È ovvio che la realtà complessa dell’elettorato italiano non può essere ridotta in modo così semplicistico: è chiaro che, in democrazia, esiste un dibattito, per cui è altrettanto naturale che un leader ed un partito devono essere in grado di vincere ben oltre le ragioni legittime del dissenso altrui, anche perché il fine della politica è la costruzione del consenso e non certo la disseminazione dell’odio e delle divisioni, tanto più all’interno di un gruppo dirigente che proviene dalla medesima radice culturale ed ideale.
Peraltro, questo è il passato, ma qual è la ricetta per far rinascere il PD dalle sue ceneri, creando le premesse per una rivincita elettorale a breve?
Sul futuro – o sull’ipotesi dello stesso – nessuna parola ragionevole da parte di chi ha governato il Paese nel corso degli ultimi quattro anni.

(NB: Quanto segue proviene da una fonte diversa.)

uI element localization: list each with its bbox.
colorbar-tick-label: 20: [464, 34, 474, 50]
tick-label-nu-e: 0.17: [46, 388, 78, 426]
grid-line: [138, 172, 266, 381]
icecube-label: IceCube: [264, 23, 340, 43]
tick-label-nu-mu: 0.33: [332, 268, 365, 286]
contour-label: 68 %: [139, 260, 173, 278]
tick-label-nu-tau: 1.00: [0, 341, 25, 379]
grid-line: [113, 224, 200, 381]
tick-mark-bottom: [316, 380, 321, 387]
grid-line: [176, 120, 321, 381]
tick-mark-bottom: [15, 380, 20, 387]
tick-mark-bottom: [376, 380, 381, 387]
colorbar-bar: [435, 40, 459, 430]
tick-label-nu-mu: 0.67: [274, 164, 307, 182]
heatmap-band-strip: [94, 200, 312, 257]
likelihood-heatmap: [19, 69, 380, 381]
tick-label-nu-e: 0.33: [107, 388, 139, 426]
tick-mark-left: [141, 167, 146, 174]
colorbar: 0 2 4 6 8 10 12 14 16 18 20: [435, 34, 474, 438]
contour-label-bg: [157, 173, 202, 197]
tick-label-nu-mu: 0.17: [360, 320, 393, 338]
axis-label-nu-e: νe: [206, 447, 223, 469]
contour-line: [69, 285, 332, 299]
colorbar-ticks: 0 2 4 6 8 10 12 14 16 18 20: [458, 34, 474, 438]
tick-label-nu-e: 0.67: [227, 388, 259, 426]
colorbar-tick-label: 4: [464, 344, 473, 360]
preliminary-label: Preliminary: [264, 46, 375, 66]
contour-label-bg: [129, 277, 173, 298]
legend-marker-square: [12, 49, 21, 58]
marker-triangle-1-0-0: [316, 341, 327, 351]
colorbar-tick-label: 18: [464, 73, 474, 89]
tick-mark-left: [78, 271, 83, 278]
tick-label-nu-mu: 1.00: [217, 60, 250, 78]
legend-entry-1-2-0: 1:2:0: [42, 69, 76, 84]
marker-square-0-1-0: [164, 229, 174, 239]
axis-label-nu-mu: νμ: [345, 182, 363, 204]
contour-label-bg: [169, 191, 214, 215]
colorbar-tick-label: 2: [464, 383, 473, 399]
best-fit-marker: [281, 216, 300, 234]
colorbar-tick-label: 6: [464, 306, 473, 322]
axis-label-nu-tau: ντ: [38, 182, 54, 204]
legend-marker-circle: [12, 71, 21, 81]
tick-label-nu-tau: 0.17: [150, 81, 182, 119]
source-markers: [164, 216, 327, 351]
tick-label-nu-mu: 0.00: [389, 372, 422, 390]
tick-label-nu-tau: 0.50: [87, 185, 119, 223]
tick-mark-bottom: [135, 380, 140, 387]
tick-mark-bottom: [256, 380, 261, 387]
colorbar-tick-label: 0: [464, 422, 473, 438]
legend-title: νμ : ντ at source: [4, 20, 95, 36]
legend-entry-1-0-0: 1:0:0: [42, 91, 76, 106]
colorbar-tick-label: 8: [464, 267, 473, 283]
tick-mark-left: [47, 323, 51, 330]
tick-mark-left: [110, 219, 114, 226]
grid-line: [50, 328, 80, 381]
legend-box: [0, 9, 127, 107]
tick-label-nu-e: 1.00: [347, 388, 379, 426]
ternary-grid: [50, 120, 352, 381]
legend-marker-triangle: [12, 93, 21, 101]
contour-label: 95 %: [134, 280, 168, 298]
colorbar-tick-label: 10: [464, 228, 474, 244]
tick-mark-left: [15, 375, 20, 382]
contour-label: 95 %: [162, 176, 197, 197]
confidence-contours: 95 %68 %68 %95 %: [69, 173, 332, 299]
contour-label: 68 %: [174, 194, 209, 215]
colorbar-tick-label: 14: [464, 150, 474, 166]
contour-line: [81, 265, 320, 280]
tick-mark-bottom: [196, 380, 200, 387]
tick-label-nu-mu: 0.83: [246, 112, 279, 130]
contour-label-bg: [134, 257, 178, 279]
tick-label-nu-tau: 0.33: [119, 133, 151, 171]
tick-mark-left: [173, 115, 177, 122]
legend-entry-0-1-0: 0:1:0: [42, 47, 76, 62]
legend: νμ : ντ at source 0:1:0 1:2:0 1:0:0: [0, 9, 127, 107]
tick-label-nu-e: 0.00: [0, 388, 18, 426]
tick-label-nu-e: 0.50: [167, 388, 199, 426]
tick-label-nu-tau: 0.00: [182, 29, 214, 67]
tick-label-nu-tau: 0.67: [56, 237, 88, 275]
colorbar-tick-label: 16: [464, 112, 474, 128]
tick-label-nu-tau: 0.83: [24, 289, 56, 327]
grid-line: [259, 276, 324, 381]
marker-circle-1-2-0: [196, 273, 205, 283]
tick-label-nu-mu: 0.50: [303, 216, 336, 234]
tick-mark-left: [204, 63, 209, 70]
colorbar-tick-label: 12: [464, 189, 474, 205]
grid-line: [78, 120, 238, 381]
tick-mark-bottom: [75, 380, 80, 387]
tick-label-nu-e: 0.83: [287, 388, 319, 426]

Le uniche sue parole fanno intendere un riposizionamento sullo scacchiere internazionale, che certo non porterà consenso, in particolare fra coloro che hanno preferito Di Maio a Renzi e che sono pronti a ripetere il medesimo voto.
Dire, infatti, che il baluardo al populismo ed alla demagogia è Macron ovvero il nuovo Blair del ventunesimo secolo sembra, per davvero, molto riduttivo: Renzi, infatti, dimentica che Macron è il Presidente di quello Stato, la Francia, che nel 2010 decise di intervenire militarmente nel Nord-Africa, innescando il meccanismo diabolico che ha indotto, nel corso degli ultimi tre anni, centinaia di migliaia di cittadini africani a cercare fortuna nel nostro continente, attraversando il periglioso Mediterraneo.
Visto che la metafora calcistica, attraverso cui leggere la politica, è sempre ricercata da Renzi, questi dimentica che, nello sport più amato al mondo, la squadra che perde in primis licenzia il Mister che ha cagionato la sconfitta.
Orbene, sarebbe grande cosa se Renzi facesse un passo indietro e lasciasse il PD nelle condizioni necessarie per costruire - serenamente - la prospettiva del proprio futuro, mettendo da parte una pagina del proprio recente passato, che deve essere rassegnata allo sforzo di lettura degli storici, perché gli elettori hanno, già, espresso una volta il loro primo giudizio e, se venisse loro richiesto un secondo parere, questo non sarebbe più edificante del primo, sia per lo stesso Renzi, che per ciò che sopravvive tuttora del PD, a livello sia centrale, che di singole comunità locali.
Ma, siamo sicuri che, quando si perde, abbiamo tutti la maturità per farci da parte?